The short-sighted crystalline lens, due to the lack of contractile
activity of the accommodative muscle, weakly reacts to the desire of the
organism to see something in the distance. With myopia, the curvature of the crystalline
lens is too large to "match" photons that have traveled a greater
distance and
whose Force of Inertia is weakened to a greater extent. The large Force of Attraction
of the near-sighted crystalline lens (with greater curvature) is designed for a
large Inertia Force of photons at close range. And photons with a small Force
of Inertia under the influence of such a large Force of Attraction are
refracted to a larger angle than is necessary in order to reach the yellow spot.

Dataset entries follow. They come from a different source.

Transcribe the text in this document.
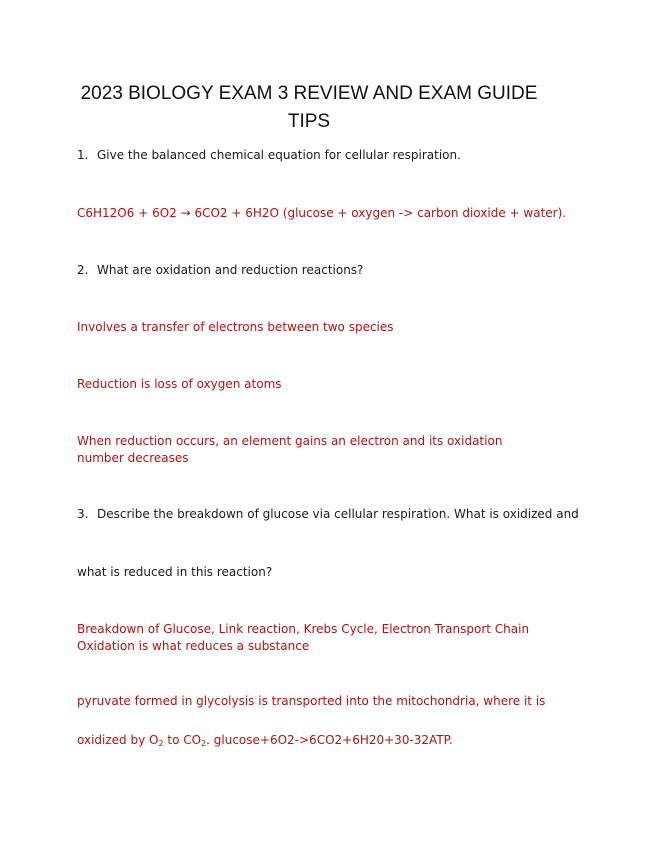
2023 BIOLOGY EXAM 3 REVIEW AND EXAM GUIDE
TIPS
1. Give the balanced chemical equation for cellular respiration.
C6H12O6 + 6O2 → 6CO2 + 6H2O (glucose + oxygen -> carbon dioxide + water).
2. What are oxidation and reduction reactions?
Involves a transfer of electrons between two species
Reduction is loss of oxygen atoms
When reduction occurs, an element gains an electron and its oxidation number decreases
3. Describe the breakdown of glucose via cellular respiration. What is oxidized and
what is reduced in this reaction?
Breakdown of Glucose, Link reaction, Krebs Cycle, Electron Transport Chain Oxidation is what reduces a substance
pyruvate formed in glycolysis is transported into the mitochondria, where it is
oxidized by $O_2$ to $CO_2$. glucose+6O2->6CO2+6H20+30-32ATP.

As a result, photons passing through the crystalline lens closer to the
periphery, being refracted, fall on the periphery of the retina, where rods
predominate. As a result, more than necessary, photons passing through the crystalline
lens (except for those whose path of motion coincides with the axis of the
lens), refracting, falls on the periphery of the retina, where the rods
predominate, and not in the region closer to the center (where the cones are). It
is because of this that the sharpness of the perceived image decreases. Because
of this short-sighted people see not clearly the bodies in the distance. However,
removing tension from the eyes, resting and looking at the bodies in the
distance, they have the opportunity to improve their vision.
With farsightedness, everything is exactly the opposite.

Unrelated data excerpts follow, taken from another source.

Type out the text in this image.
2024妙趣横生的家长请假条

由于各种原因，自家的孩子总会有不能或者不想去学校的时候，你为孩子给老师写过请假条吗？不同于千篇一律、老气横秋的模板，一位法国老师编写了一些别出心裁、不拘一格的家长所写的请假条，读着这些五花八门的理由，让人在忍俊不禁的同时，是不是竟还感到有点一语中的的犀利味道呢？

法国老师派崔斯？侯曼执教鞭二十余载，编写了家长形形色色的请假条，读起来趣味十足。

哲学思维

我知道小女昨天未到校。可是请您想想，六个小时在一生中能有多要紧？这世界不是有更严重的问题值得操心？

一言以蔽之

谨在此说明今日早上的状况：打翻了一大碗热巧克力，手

The weakness of the accommodative muscle leads to excessive flattening
of the crystalline lens. With farsightedness, the crystalline lens does not
respond well enough to the desire of the body to see anything near. The
accommodative muscle must contract to relax the cinnamon ligaments and thereby
increase the curvature of the crystalline lens. This does not happen, and the lens remains flattened. As a result,
photons coming into the eye from a close distance, and therefore possessing a
greater Force of Inertia, are refracted by an angle less than what is needed. And
therefore they too are closer to the periphery of the retina, and not to its
center. The word "too" is used because, with myopia, photons also
find themselves closer to the periphery. The small Attraction Force of the
far-sighted crystalline lens is designed for photons that came from a distance
and therefore possess a smaller Inertia Force.
So, as you can see, even in the case of myopia, the photons are closer
to the periphery of the retina (how much closer it depends on the severity of
myopia), and with farsightedness. With the only difference is that with myopia,
after refraction, they fall on the side of the retina opposite to the side of
the crystalline lens through which they passed. While with farsightedness, the
photons are on the same side of the retina as the side of the crystalline lens
through which they enter the retina. But this applies only to those photons
that do not "match" the curvature of the crystalline lens. Distant
photons will be the "inappropriate" photons with myopia and hyperopia
with - neighbors. "Suitable" photons - nears for nearsightedness and
distant with farsightedness will be refracted to the desired angle, and fall
into the central region of the retina.